In 2017, the FDA approved safinamide (marketed at Xadago), the first new chemical entity approved for treatment of primary Parkinson’s disease symptoms in a decade.
Overall, the response from the medical and patient communities has been muted, probably in part because its path to regulatory approval, first in Europe and then in the US, was long; it appears to have entered phase 3 clinical trials as early as 2007. The clinical results, while positive, were somewhat underwhelming. Thus far, the benefits appear to be similar to other MAO-B inhibitors, and it is likely to be used in a similar fashion, i.e., primarily as an adjunct to treatment with levodopa, to (modestly) increase on-time without dyskinesia.

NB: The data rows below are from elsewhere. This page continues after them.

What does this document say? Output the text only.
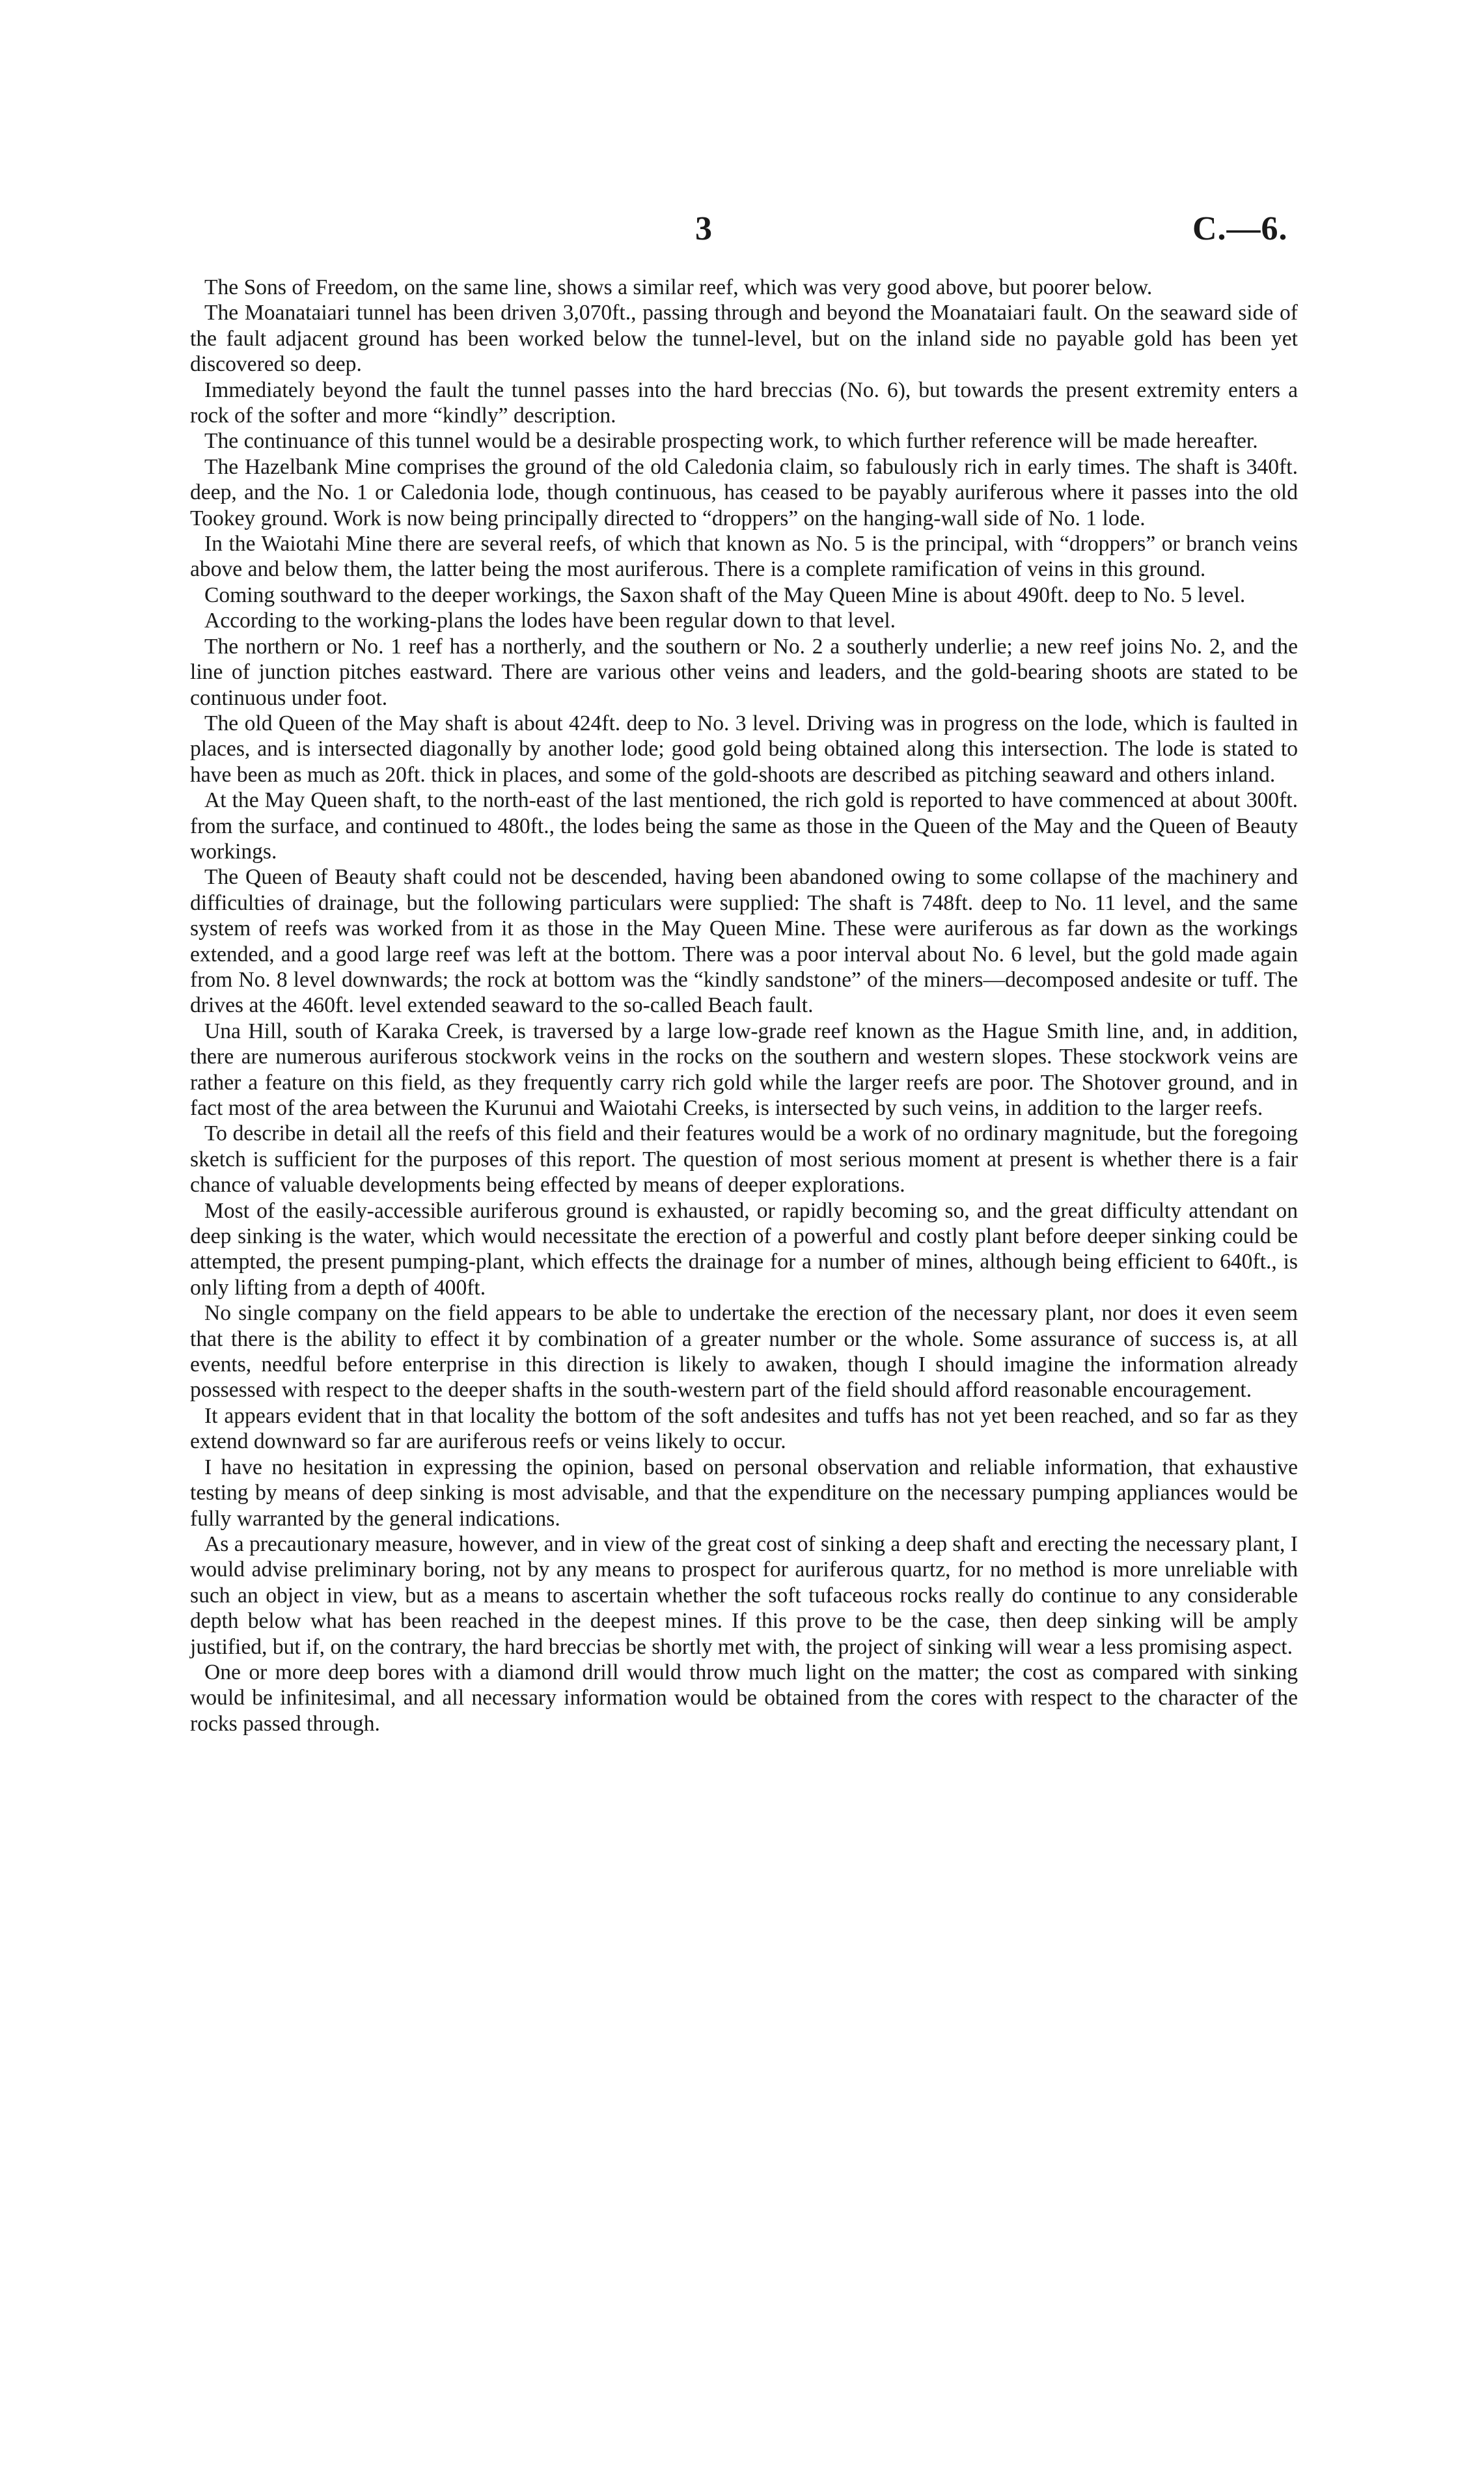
3	C.—6.

The Sons of Freedom, on the same line, shows a similar reef, which was very good above, but poorer below.

The Moanataiari tunnel has been driven 3,070ft., passing through and beyond the Moanataiari fault. On the seaward side of the fault adjacent ground has been worked below the tunnel-level, but on the inland side no payable gold has been yet discovered so deep.

Immediately beyond the fault the tunnel passes into the hard breccias (No. 6), but towards the present extremity enters a rock of the softer and more “kindly” description.

The continuance of this tunnel would be a desirable prospecting work, to which further reference will be made hereafter.

The Hazelbank Mine comprises the ground of the old Caledonia claim, so fabulously rich in early times. The shaft is 340ft. deep, and the No. 1 or Caledonia lode, though continuous, has ceased to be payably auriferous where it passes into the old Tookey ground. Work is now being principally directed to “droppers” on the hanging-wall side of No. 1 lode.

In the Waiotahi Mine there are several reefs, of which that known as No. 5 is the principal, with “droppers” or branch veins above and below them, the latter being the most auriferous. There is a complete ramification of veins in this ground.

Coming southward to the deeper workings, the Saxon shaft of the May Queen Mine is about 490ft. deep to No. 5 level.

According to the working-plans the lodes have been regular down to that level.

The northern or No. 1 reef has a northerly, and the southern or No. 2 a southerly underlie; a new reef joins No. 2, and the line of junction pitches eastward. There are various other veins and leaders, and the gold-bearing shoots are stated to be continuous under foot.

The old Queen of the May shaft is about 424ft. deep to No. 3 level. Driving was in progress on the lode, which is faulted in places, and is intersected diagonally by another lode; good gold being obtained along this intersection. The lode is stated to have been as much as 20ft. thick in places, and some of the gold-shoots are described as pitching seaward and others inland.

At the May Queen shaft, to the north-east of the last mentioned, the rich gold is reported to have commenced at about 300ft. from the surface, and continued to 480ft., the lodes being the same as those in the Queen of the May and the Queen of Beauty workings.

The Queen of Beauty shaft could not be descended, having been abandoned owing to some collapse of the machinery and difficulties of drainage, but the following particulars were supplied: The shaft is 748ft. deep to No. 11 level, and the same system of reefs was worked from it as those in the May Queen Mine. These were auriferous as far down as the workings extended, and a good large reef was left at the bottom. There was a poor interval about No. 6 level, but the gold made again from No. 8 level downwards; the rock at bottom was the “kindly sandstone” of the miners—decomposed andesite or tuff. The drives at the 460ft. level extended seaward to the so-called Beach fault.

Una Hill, south of Karaka Creek, is traversed by a large low-grade reef known as the Hague Smith line, and, in addition, there are numerous auriferous stockwork veins in the rocks on the southern and western slopes. These stockwork veins are rather a feature on this field, as they frequently carry rich gold while the larger reefs are poor. The Shotover ground, and in fact most of the area between the Kurunui and Waiotahi Creeks, is intersected by such veins, in addition to the larger reefs.

To describe in detail all the reefs of this field and their features would be a work of no ordinary magnitude, but the foregoing sketch is sufficient for the purposes of this report. The question of most serious moment at present is whether there is a fair chance of valuable developments being effected by means of deeper explorations.

Most of the easily-accessible auriferous ground is exhausted, or rapidly becoming so, and the great difficulty attendant on deep sinking is the water, which would necessitate the erection of a powerful and costly plant before deeper sinking could be attempted, the present pumping-plant, which effects the drainage for a number of mines, although being efficient to 640ft., is only lifting from a depth of 400ft.

No single company on the field appears to be able to undertake the erection of the necessary plant, nor does it even seem that there is the ability to effect it by combination of a greater number or the whole. Some assurance of success is, at all events, needful before enterprise in this direction is likely to awaken, though I should imagine the information already possessed with respect to the deeper shafts in the south-western part of the field should afford reasonable encouragement.

It appears evident that in that locality the bottom of the soft andesites and tuffs has not yet been reached, and so far as they extend downward so far are auriferous reefs or veins likely to occur.

I have no hesitation in expressing the opinion, based on personal observation and reliable information, that exhaustive testing by means of deep sinking is most advisable, and that the expenditure on the necessary pumping appliances would be fully warranted by the general indications.

As a precautionary measure, however, and in view of the great cost of sinking a deep shaft and erecting the necessary plant, I would advise preliminary boring, not by any means to prospect for auriferous quartz, for no method is more unreliable with such an object in view, but as a means to ascertain whether the soft tufaceous rocks really do continue to any considerable depth below what has been reached in the deepest mines. If this prove to be the case, then deep sinking will be amply justified, but if, on the contrary, the hard breccias be shortly met with, the project of sinking will wear a less promising aspect.

One or more deep bores with a diamond drill would throw much light on the matter; the cost as compared with sinking would be infinitesimal, and all necessary information would be obtained from the cores with respect to the character of the rocks passed through.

It does have some novel features, however. Unlike rasagiline and selegiline before it, safinamide binds MAO-B reversibly, i.e., it does not form a covalent bond with the protein. Whether this provides any clinical advantage (or disadvantage) is not clear, but it is a significant distinguishing feature, in addition to the very different chemical structure. The more important novel aspect is that safinamide also modulates sodium and calcium channels, dopamine re-uptake (after it is released from a neuron), and glutamate signaling. The latter is potentially significant because of the role of glutamate signaling in dyskinesias. However, the evidence for the more complex pharmacology of safinamide having therapeutic relevance, vis a vis its action on MAO-B, is thus far indirect. Patient experience, and potentially additional clinical trials, may eventually provide greater clarity about the strengths and weaknesses of this new drug and its role in the symptomatic treatment of Parkinson’s disease.